Reached on Tuesday, local medical workers claimed that government soldiers had spread rumors that residents could leave by that checkpoint. Mohammad Darwish, a dentist in Madaya affiliated with the Syrian American Medical Society, said that when people arrived at the checkpoint, "the regime started filming them and forced them to say that the fighters are depriving the civilians of food." In some of the footage, men in fatigues can be seen.
"Just as the insurgents are besieged/surrounded, and don't have any resources, neither food nor relief aid to store up," Darwish said in a WhatsApp message. "The only food resource in Madaya are the regime checkpoints, from which they sell the food for unimaginable rates, wherein a kilo of rice in Madaya that goes for an average of $250."
El Hillo declined to discuss specific actors, and said that he didn't ask affiliations of fighters manning the checkpoints between Damascus and Madaya, only describing them as "military personnel." But he said the level suffering in Madaya was clear.
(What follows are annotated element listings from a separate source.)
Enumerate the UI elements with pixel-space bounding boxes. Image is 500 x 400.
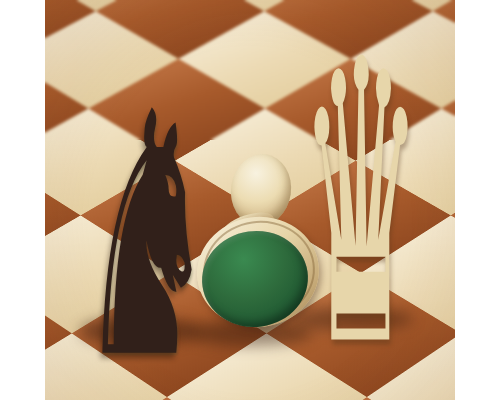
- queen-icon: ♛: [299, 11, 423, 400]
- white-margin-right: [455, 0, 500, 400]
- white-margin-left: [0, 0, 45, 400]
- chess-photo-scene: ♞ ♛: [0, 0, 500, 400]
- photo-area: ♞ ♛: [45, 0, 455, 400]
- knight-icon: ♞: [77, 69, 217, 400]
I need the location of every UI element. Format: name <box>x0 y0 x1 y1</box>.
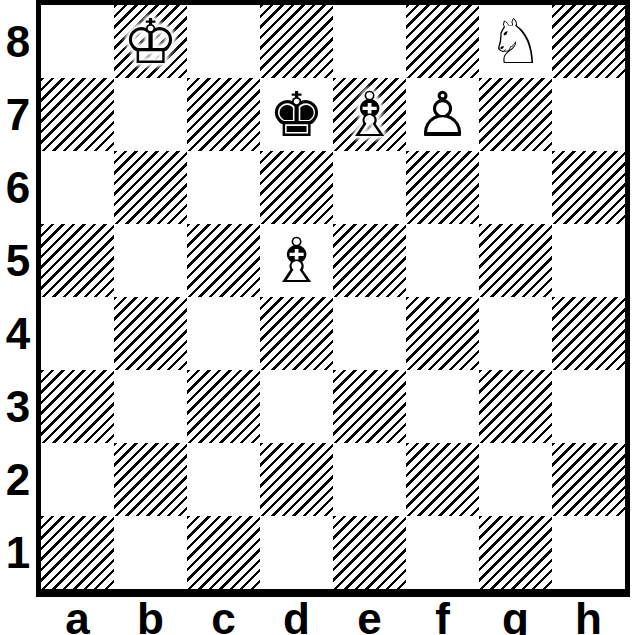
square-e2[interactable] <box>333 443 406 516</box>
file-label-g: g <box>479 597 552 635</box>
square-f1[interactable] <box>406 516 479 589</box>
rank-label-8: 8 <box>0 5 36 78</box>
square-b8[interactable]: ♔ <box>114 5 187 78</box>
square-f5[interactable] <box>406 224 479 297</box>
square-e7[interactable]: ♗ <box>333 78 406 151</box>
white-bishop: ♗ <box>342 78 398 151</box>
file-label-a: a <box>41 597 114 635</box>
square-c5[interactable] <box>187 224 260 297</box>
square-a4[interactable] <box>41 297 114 370</box>
white-knight: ♘ <box>488 5 544 78</box>
rank-label-6: 6 <box>0 151 36 224</box>
square-g8[interactable]: ♘ <box>479 5 552 78</box>
square-f2[interactable] <box>406 443 479 516</box>
square-e6[interactable] <box>333 151 406 224</box>
square-h4[interactable] <box>552 297 625 370</box>
square-f6[interactable] <box>406 151 479 224</box>
file-label-h: h <box>552 597 625 635</box>
square-h6[interactable] <box>552 151 625 224</box>
square-a6[interactable] <box>41 151 114 224</box>
black-king: ♚ <box>269 78 325 151</box>
square-c2[interactable] <box>187 443 260 516</box>
rank-labels: 87654321 <box>0 0 36 589</box>
square-b4[interactable] <box>114 297 187 370</box>
square-g7[interactable] <box>479 78 552 151</box>
square-b5[interactable] <box>114 224 187 297</box>
square-a3[interactable] <box>41 370 114 443</box>
rank-label-4: 4 <box>0 297 36 370</box>
square-f8[interactable] <box>406 5 479 78</box>
square-c1[interactable] <box>187 516 260 589</box>
rank-label-3: 3 <box>0 370 36 443</box>
square-d1[interactable] <box>260 516 333 589</box>
square-b2[interactable] <box>114 443 187 516</box>
square-h5[interactable] <box>552 224 625 297</box>
square-f4[interactable] <box>406 297 479 370</box>
square-h1[interactable] <box>552 516 625 589</box>
square-b7[interactable] <box>114 78 187 151</box>
square-f3[interactable] <box>406 370 479 443</box>
square-d3[interactable] <box>260 370 333 443</box>
square-c6[interactable] <box>187 151 260 224</box>
square-f7[interactable]: ♙ <box>406 78 479 151</box>
square-e5[interactable] <box>333 224 406 297</box>
square-a2[interactable] <box>41 443 114 516</box>
rank-label-1: 1 <box>0 516 36 589</box>
chess-diagram: 87654321 ♔♘♚♗♙♗ abcdefgh <box>0 0 636 635</box>
file-label-b: b <box>114 597 187 635</box>
square-h3[interactable] <box>552 370 625 443</box>
file-labels: abcdefgh <box>41 597 636 635</box>
rank-label-7: 7 <box>0 78 36 151</box>
file-label-e: e <box>333 597 406 635</box>
white-king: ♔ <box>123 5 179 78</box>
square-g4[interactable] <box>479 297 552 370</box>
square-b6[interactable] <box>114 151 187 224</box>
square-a5[interactable] <box>41 224 114 297</box>
square-g3[interactable] <box>479 370 552 443</box>
rank-label-2: 2 <box>0 443 36 516</box>
rank-label-5: 5 <box>0 224 36 297</box>
square-c8[interactable] <box>187 5 260 78</box>
square-c4[interactable] <box>187 297 260 370</box>
square-a7[interactable] <box>41 78 114 151</box>
white-pawn: ♙ <box>415 78 471 151</box>
square-d2[interactable] <box>260 443 333 516</box>
square-a8[interactable] <box>41 5 114 78</box>
file-label-d: d <box>260 597 333 635</box>
square-b3[interactable] <box>114 370 187 443</box>
square-e8[interactable] <box>333 5 406 78</box>
square-e4[interactable] <box>333 297 406 370</box>
file-label-c: c <box>187 597 260 635</box>
board-area: 87654321 ♔♘♚♗♙♗ <box>0 0 636 597</box>
square-d6[interactable] <box>260 151 333 224</box>
square-d8[interactable] <box>260 5 333 78</box>
square-d4[interactable] <box>260 297 333 370</box>
square-h2[interactable] <box>552 443 625 516</box>
square-g5[interactable] <box>479 224 552 297</box>
white-bishop: ♗ <box>269 224 325 297</box>
square-e1[interactable] <box>333 516 406 589</box>
square-e3[interactable] <box>333 370 406 443</box>
chess-board: ♔♘♚♗♙♗ <box>36 0 630 597</box>
square-g6[interactable] <box>479 151 552 224</box>
square-d5[interactable]: ♗ <box>260 224 333 297</box>
file-label-f: f <box>406 597 479 635</box>
square-g1[interactable] <box>479 516 552 589</box>
square-h8[interactable] <box>552 5 625 78</box>
square-a1[interactable] <box>41 516 114 589</box>
square-b1[interactable] <box>114 516 187 589</box>
square-h7[interactable] <box>552 78 625 151</box>
square-c3[interactable] <box>187 370 260 443</box>
square-g2[interactable] <box>479 443 552 516</box>
square-c7[interactable] <box>187 78 260 151</box>
square-d7[interactable]: ♚ <box>260 78 333 151</box>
"We saw people that are severely malnourished, especially children, we saw people that are extremely thin, skeletons, that are barely moving," said El Hillo. "We saw a people that are desperate, a people that are cold, a people that are hungry."
Citing local medical staff, El Hillo estimated that around 400 people — and perhaps more — need urgent care, and should be evacuated. He said that one five-year-old girl had left for a hospital in Damascus on Tuesday, along with her mother. Should hundreds more in severe medical states be allowed to leave, they would also likely be taken to Damascus, he added.
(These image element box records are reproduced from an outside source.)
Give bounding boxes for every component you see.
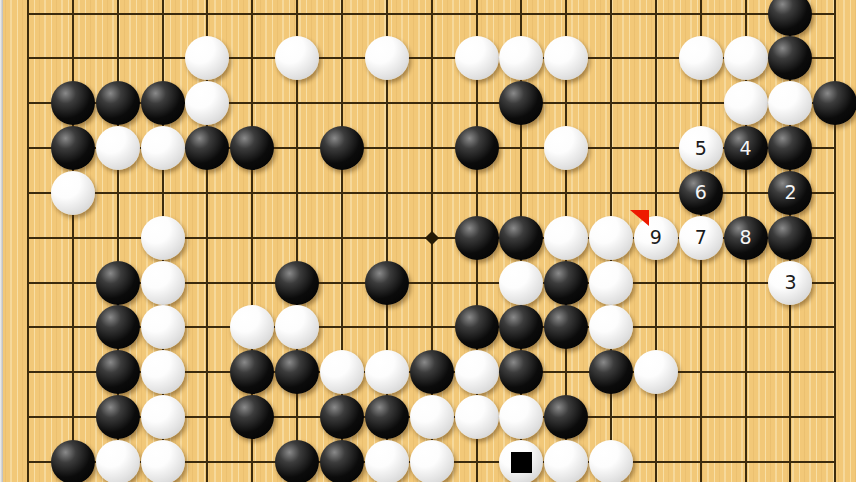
stone-white[interactable] (275, 36, 319, 80)
stone-black[interactable]: 4 (724, 126, 768, 170)
stone-white[interactable] (230, 305, 274, 349)
stone-white[interactable] (275, 305, 319, 349)
square-marker-icon (511, 452, 532, 473)
stone-black[interactable] (320, 126, 364, 170)
stone-white[interactable] (634, 350, 678, 394)
stone-black[interactable] (589, 350, 633, 394)
stone-black[interactable] (320, 395, 364, 439)
stone-black[interactable] (96, 305, 140, 349)
stone-white[interactable]: 3 (768, 261, 812, 305)
stone-white[interactable] (141, 305, 185, 349)
stone-black[interactable] (499, 81, 543, 125)
stone-white[interactable] (141, 216, 185, 260)
stone-white[interactable] (455, 36, 499, 80)
stone-black[interactable] (768, 36, 812, 80)
stone-black[interactable]: 6 (679, 171, 723, 215)
stone-white[interactable]: 7 (679, 216, 723, 260)
left-edge-artifact (0, 0, 3, 482)
stone-black[interactable]: 8 (724, 216, 768, 260)
stone-white[interactable] (410, 395, 454, 439)
stone-black[interactable] (230, 350, 274, 394)
stone-white[interactable] (589, 305, 633, 349)
stone-black[interactable] (320, 440, 364, 482)
stone-black[interactable] (455, 216, 499, 260)
stone-white[interactable] (499, 440, 543, 482)
stone-white[interactable] (365, 440, 409, 482)
stone-black[interactable] (768, 0, 812, 36)
stone-black[interactable] (768, 126, 812, 170)
stone-white[interactable] (544, 36, 588, 80)
stone-black[interactable] (544, 261, 588, 305)
move-number-label: 9 (650, 228, 662, 247)
stone-black[interactable] (51, 126, 95, 170)
move-number-label: 3 (784, 273, 796, 292)
stone-white[interactable] (679, 36, 723, 80)
stone-black[interactable] (96, 81, 140, 125)
stone-black[interactable] (230, 126, 274, 170)
stone-white[interactable] (724, 81, 768, 125)
move-number-label: 5 (695, 139, 707, 158)
move-number-label: 6 (695, 183, 707, 202)
stone-white[interactable] (365, 350, 409, 394)
stone-white[interactable] (185, 81, 229, 125)
stone-white[interactable] (499, 395, 543, 439)
stone-black[interactable] (768, 216, 812, 260)
stone-white[interactable] (141, 440, 185, 482)
stone-black[interactable] (365, 261, 409, 305)
stone-white[interactable] (320, 350, 364, 394)
stone-black[interactable] (544, 395, 588, 439)
grid-line-horizontal (27, 13, 836, 15)
stone-black[interactable] (141, 81, 185, 125)
grid-line-vertical (27, 0, 29, 482)
stone-black[interactable] (455, 126, 499, 170)
go-board[interactable]: 54629783 (0, 0, 856, 482)
stone-black[interactable] (275, 261, 319, 305)
stone-white[interactable] (51, 171, 95, 215)
stone-white[interactable] (410, 440, 454, 482)
stone-black[interactable] (185, 126, 229, 170)
move-number-label: 4 (740, 139, 752, 158)
stone-white[interactable] (499, 36, 543, 80)
stone-white[interactable] (96, 440, 140, 482)
stone-white[interactable] (141, 395, 185, 439)
stone-white[interactable] (96, 126, 140, 170)
stone-white[interactable] (544, 126, 588, 170)
stone-white[interactable] (544, 440, 588, 482)
stone-white[interactable] (499, 261, 543, 305)
stone-white[interactable] (455, 350, 499, 394)
stone-black[interactable] (230, 395, 274, 439)
stone-white[interactable] (365, 36, 409, 80)
stone-black[interactable] (455, 305, 499, 349)
grid-line-vertical (834, 0, 836, 482)
stone-white[interactable] (768, 81, 812, 125)
stone-black[interactable] (275, 440, 319, 482)
grid-line-vertical (72, 0, 74, 482)
stone-white[interactable]: 5 (679, 126, 723, 170)
stone-white[interactable] (455, 395, 499, 439)
stone-black[interactable] (544, 305, 588, 349)
stone-white[interactable] (141, 261, 185, 305)
stone-white[interactable]: 9 (634, 216, 678, 260)
stone-white[interactable] (589, 261, 633, 305)
stone-white[interactable] (724, 36, 768, 80)
stone-black[interactable] (96, 261, 140, 305)
stone-black[interactable] (96, 395, 140, 439)
stone-white[interactable] (141, 350, 185, 394)
stone-black[interactable] (365, 395, 409, 439)
move-number-label: 2 (784, 183, 796, 202)
stone-white[interactable] (185, 36, 229, 80)
star-point (425, 231, 439, 245)
stone-white[interactable] (589, 440, 633, 482)
stone-black[interactable] (51, 81, 95, 125)
move-number-label: 8 (740, 228, 752, 247)
stone-black[interactable] (499, 216, 543, 260)
stone-black[interactable] (813, 81, 856, 125)
stone-black[interactable] (499, 305, 543, 349)
stone-black[interactable] (275, 350, 319, 394)
stone-black[interactable] (410, 350, 454, 394)
stone-white[interactable] (589, 216, 633, 260)
stone-black[interactable]: 2 (768, 171, 812, 215)
stone-black[interactable] (499, 350, 543, 394)
stone-black[interactable] (51, 440, 95, 482)
stone-black[interactable] (96, 350, 140, 394)
stone-white[interactable] (544, 216, 588, 260)
stone-white[interactable] (141, 126, 185, 170)
move-number-label: 7 (695, 228, 707, 247)
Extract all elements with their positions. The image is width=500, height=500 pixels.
'We saw people that are extremely thin, skeletons, that are barely moving.'
The UN is expected to return to Madaya and neighboring Zabadani on Thursday, where it will finish delivering food supplies, including flour, which was not included in Monday's convoy. Though the UN estimates that the supplies will last Madaya's residents a full month, locals say it could be spent in as little as two weeks, leaving them once more in the hands of armed groups negotiating access.
The Security Council has demanded unimpeded humanitarian access in Syria, and there was some risk that the deal in Madaya, Foua, and Zefraya could set a precedent for using starvation tactics as a chip at the negotiating table.
"As everyone said, this has to be just the start, it can't be just a one-off situation," said New Zealand's UN ambassador Gerard van Bohemen after the Security Council heard testimony Monday night on Madaya. "To allow humanitarian relief is an obligation under international humanitarian law. So we're calling on all concerned to facilitate humanitarian access throughout Syria, it is absolutely essential."
Across Syria, some 400,000 people live in besieged areas, including 200,000 surrounded by the Islamic State in the southeast city of Deir Az-Zor. "It is very clear fact that besiegement is being used by all parties to this conflict," said el Hillo.
Meanwhile, residents in Madaya are still worried about where their next meal will come from. "We need to break the siege," Loay, a 26-year-old student in Madaya told VICE News by phone. "That's the really important point."